From their ‘mission’ statement:

Since August 2005, We Feel Fine has been harvesting human feelings from a large number of weblogs. Every few minutes, the system searches the world’s newly posted blog entries for occurrences of the phrases “I feel” and “I am feeling”. When it finds such a phrase, it records the full sentence, up to the period, and identifies the “feeling” expressed in that sentence (e.g. sad, happy, depressed, etc.). Because blogs are structured in largely standard ways, the age, gender, and geographical location of the author can often be extracted and saved along with the sentence, as can the local weather conditions at the time the sentence was written. All of this information is saved.

The result is a database of several million human feelings, increasing by 15,000 – 20,000 new feelings per day. Using a series of playful interfaces, the feelings can be searched and sorted across a number of demographic slices, offering responses to specific questions like: do Europeans feel sad more often than Americans? Do women feel fat more often than men? Does rainy weather affect how we feel? What are the most representative feelings of female New Yorkers in their 20s? What do people feel right now in Baghdad? What were people feeling on Valentine’s Day? Which are the happiest cities in the world? The saddest? And so on.

The interface to this data is a self-organizing particle system, where each particle represents a single feeling posted by a single individual. The particles’ properties – color, size, shape, opacity – indicate the nature of the feeling inside, and any particle can be clicked to reveal the full sentence or photograph it contains. The particles careen wildly around the screen until asked to self-organize along any number of axes, expressing various pictures of human emotion. We Feel Fine paints these pictures in six formal movements titled: Madness, Murmurs, Montage, Mobs, Metrics, and Mounds.
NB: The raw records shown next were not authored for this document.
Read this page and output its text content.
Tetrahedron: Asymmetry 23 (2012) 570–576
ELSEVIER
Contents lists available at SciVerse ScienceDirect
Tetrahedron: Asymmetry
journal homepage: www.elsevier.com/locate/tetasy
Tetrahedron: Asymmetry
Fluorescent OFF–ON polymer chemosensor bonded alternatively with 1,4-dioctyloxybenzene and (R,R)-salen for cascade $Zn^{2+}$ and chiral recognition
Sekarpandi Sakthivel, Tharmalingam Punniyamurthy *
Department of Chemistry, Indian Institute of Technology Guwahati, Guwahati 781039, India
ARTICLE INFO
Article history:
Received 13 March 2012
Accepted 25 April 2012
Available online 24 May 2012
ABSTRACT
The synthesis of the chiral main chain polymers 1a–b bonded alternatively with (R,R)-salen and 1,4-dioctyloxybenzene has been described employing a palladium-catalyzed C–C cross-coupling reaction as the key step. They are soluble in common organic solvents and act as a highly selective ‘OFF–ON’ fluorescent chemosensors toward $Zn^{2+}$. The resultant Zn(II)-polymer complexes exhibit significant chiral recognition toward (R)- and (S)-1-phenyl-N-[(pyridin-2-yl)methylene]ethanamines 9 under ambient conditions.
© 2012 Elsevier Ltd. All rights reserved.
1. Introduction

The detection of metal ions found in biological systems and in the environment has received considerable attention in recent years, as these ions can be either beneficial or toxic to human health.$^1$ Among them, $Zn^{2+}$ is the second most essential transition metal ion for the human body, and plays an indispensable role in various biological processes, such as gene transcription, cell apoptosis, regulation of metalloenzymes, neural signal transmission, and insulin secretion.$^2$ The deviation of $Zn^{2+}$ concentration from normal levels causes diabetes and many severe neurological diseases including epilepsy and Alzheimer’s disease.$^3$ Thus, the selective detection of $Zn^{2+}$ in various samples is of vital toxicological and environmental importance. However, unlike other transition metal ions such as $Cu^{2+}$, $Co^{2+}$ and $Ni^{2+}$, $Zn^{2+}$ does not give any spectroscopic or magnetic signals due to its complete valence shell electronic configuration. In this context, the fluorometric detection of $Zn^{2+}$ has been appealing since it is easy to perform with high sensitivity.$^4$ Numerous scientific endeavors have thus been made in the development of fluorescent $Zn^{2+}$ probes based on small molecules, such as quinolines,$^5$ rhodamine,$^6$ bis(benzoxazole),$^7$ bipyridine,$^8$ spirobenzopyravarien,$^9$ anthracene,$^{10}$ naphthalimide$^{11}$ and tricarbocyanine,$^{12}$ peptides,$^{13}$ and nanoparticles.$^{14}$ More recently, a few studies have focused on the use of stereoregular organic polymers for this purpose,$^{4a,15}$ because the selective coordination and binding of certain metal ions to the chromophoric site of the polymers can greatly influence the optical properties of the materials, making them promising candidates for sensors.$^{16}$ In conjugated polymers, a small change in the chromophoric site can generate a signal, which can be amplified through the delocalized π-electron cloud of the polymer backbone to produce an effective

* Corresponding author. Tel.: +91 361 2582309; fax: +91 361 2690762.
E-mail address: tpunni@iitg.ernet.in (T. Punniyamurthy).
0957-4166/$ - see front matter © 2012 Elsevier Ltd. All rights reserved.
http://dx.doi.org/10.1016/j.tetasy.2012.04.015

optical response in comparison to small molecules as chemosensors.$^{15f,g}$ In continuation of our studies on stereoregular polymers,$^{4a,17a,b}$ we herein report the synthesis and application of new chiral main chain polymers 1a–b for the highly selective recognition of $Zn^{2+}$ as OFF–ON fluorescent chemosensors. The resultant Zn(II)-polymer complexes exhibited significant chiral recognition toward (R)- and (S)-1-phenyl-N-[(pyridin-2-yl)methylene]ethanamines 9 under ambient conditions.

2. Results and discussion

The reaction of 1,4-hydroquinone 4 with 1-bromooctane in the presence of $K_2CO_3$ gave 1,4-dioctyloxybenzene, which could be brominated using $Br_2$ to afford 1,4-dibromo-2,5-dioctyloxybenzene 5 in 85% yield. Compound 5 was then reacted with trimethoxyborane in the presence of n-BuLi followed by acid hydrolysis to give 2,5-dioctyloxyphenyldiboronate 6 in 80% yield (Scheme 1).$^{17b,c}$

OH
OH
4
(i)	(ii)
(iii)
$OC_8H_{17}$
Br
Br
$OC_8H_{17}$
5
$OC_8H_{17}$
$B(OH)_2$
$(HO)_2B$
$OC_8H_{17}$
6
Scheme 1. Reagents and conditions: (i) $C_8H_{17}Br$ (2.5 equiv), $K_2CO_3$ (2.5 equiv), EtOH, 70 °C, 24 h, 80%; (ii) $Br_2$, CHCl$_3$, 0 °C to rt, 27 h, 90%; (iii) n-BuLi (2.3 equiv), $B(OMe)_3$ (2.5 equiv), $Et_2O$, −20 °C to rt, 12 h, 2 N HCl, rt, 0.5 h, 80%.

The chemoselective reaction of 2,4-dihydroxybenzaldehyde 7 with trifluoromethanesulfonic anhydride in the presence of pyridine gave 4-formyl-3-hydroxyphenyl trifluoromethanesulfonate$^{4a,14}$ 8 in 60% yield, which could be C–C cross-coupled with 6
I was preparing to create a new feature for my company’s intranet that looks up a products unique ID codes based on the specification information you input.  For example, you input the model name and size, and it gives you a list of possible matches.   I decided I would use AJAX to do this and was studying some AJAX libraries to use such as YUI, jQuery, Dojo and Prototype.  While studying these, I randomly clicked on the profile of one of the developers, and then followed through this which was one of the developers web projects. Nice bit of serendipity.